In another peek at where we’re up to with AI assisting with our jobs, this research finds that it’s worse at some bits, better at others, and frequently just as good.
Given the same medical data as attending physicians and residents at two large Boston medical centres in 2023, Open AI performed on par with both residents and attendees in diagnostic accuracy, overall clinical reasoning and cannot-miss diagnoses (defined as those posing “imminent threat to life or limb”).
But its clinical reasoning was more frequently wrong than that of the humans.
Twenty virtual clinical presentations were chosen from a set developed to teach and test clinical reasoning – prioritised differential diagnosis and illness script accuracy, problem representations, diagnostic probabilities and management plans. These cases were written and edited by expert practising doctors.
They covered pharyngitis, headache, abdominal pain, cough, dyspnoea, chest pain, or arthralgia. New information was presented at four stages: triage presentation, review of systems, physical examination, and four diagnostic testing.
Twenty-one attending doctors and 18 residents got one randomly selected case each. The AI (a large language model, freely available online) did all 20.

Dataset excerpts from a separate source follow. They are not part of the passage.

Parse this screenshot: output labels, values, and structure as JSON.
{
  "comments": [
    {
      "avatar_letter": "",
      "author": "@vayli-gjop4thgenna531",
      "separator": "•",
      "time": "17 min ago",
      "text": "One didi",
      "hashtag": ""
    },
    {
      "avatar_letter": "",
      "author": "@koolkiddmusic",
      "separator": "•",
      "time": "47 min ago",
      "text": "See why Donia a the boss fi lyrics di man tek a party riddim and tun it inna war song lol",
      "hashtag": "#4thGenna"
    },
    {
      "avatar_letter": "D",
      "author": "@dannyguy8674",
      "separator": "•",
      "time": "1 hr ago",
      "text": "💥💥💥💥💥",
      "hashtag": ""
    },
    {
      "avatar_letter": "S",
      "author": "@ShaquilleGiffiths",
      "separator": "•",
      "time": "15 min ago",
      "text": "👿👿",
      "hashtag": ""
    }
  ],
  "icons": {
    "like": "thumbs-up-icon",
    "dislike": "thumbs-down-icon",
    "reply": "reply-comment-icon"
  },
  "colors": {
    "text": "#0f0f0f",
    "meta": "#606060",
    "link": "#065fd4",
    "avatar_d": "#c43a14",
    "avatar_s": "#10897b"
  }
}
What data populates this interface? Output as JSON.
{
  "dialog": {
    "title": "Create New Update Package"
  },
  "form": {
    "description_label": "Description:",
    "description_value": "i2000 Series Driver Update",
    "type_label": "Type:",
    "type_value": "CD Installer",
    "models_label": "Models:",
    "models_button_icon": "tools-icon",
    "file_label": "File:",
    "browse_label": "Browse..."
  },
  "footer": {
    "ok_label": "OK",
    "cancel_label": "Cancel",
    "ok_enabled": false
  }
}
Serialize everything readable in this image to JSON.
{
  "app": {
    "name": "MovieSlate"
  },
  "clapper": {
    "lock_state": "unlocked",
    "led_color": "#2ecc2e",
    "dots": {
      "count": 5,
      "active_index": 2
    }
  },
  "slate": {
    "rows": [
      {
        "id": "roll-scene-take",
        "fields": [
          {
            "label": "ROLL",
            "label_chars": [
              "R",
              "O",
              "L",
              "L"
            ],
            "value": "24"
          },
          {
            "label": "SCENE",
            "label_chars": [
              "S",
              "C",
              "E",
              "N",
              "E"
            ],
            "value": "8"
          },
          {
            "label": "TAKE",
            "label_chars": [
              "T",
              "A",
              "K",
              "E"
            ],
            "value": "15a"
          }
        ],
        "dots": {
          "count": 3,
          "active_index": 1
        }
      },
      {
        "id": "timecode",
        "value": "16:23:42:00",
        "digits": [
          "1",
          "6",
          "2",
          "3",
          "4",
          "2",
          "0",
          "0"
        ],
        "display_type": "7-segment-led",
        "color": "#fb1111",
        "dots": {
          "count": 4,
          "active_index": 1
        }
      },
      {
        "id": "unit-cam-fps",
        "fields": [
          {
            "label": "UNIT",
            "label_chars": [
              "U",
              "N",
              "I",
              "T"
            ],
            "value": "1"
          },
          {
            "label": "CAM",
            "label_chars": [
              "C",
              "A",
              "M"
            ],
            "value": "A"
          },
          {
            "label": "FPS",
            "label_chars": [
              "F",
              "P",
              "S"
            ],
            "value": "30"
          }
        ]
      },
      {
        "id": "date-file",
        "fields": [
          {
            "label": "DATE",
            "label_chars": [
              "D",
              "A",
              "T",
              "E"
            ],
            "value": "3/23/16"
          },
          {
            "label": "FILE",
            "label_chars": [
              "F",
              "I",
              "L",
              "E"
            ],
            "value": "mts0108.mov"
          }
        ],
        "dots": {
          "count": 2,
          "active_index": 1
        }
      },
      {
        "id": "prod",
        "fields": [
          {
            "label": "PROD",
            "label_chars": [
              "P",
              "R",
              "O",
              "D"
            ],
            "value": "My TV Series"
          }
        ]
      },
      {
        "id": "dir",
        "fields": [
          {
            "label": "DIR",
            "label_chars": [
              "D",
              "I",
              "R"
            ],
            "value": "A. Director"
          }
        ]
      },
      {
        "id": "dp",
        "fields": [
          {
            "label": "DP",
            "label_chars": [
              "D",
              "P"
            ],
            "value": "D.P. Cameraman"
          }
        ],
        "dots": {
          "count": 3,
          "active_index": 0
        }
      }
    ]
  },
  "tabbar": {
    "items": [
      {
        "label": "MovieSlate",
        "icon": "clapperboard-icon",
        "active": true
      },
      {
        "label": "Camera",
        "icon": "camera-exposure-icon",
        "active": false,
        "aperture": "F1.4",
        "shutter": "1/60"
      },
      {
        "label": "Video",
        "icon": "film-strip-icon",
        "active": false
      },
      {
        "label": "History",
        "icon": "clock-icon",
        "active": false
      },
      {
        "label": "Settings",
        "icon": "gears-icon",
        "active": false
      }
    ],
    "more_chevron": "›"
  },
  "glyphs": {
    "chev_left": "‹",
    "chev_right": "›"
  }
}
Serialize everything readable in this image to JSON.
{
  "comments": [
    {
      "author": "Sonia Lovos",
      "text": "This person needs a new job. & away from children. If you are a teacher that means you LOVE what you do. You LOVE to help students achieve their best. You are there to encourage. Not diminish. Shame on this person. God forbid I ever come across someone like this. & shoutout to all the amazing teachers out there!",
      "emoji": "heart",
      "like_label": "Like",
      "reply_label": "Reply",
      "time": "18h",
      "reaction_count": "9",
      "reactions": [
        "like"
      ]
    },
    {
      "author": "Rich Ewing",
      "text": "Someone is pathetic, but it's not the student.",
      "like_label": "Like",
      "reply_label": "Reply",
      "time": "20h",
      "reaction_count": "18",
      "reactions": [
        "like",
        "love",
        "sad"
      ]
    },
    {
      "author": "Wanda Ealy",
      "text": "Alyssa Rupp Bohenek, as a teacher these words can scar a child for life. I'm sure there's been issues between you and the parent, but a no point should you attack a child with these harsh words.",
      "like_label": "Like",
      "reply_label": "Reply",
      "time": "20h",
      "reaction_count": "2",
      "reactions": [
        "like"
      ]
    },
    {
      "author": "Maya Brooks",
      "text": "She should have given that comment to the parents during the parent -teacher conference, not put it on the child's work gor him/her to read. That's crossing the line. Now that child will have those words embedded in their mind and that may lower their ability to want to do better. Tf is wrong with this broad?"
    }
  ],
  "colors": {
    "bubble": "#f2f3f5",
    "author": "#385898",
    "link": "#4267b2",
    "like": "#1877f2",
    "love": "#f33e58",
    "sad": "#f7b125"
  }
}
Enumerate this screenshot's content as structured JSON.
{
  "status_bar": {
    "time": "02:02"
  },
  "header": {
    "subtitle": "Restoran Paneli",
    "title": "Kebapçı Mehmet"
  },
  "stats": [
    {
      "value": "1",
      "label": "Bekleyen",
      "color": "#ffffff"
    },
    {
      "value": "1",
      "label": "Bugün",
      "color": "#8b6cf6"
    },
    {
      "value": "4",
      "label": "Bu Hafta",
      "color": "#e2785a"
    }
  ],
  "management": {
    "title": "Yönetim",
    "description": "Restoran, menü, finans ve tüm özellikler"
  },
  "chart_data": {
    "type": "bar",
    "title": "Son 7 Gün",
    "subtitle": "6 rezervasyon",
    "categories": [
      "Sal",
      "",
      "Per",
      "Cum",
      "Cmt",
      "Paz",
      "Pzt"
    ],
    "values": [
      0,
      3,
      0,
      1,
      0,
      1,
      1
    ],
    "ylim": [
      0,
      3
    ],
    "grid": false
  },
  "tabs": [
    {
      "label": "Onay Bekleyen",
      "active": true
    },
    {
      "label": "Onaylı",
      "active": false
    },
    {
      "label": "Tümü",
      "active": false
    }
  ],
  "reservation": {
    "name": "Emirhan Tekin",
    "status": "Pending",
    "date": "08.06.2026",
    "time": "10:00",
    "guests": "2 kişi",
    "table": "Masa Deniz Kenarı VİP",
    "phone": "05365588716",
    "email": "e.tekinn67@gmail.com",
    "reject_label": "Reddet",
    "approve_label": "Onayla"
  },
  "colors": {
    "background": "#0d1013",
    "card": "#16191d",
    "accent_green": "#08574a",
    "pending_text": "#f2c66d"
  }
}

The responses were then marked for overall “evaluation of demonstration of clinical reasoning in the assessment section of admission notes”, including interpretive summary, differential diagnosis, explanation of lead diagnosis and alternative diagnosis explanation. See here for the complete rubric.
In clinical reasoning, ChatGPT-4 scored higher than doctors overall (a median score of 10 out of a possible 10, versus nine for attendings and eight for residents). But incorrect reasoning was more frequently detected in the AI’s answers than in the residents’ answer (in 11 cases vs two for residents, vs 10 for attendees).
For those playing along at home, this is what the physicians and ChatGPT-4 were asked to do:
You are an internal medicine clinician that is an expert at clinical reasoning. You are caring for the patient in the following case. You will be provided with four sections of the medical case scenario as it unfolds. For each section, provide a problem representation or a one sentence summary statement that highlights the most important elements from the case so far. Also provide your prioritized differential diagnosis with justification.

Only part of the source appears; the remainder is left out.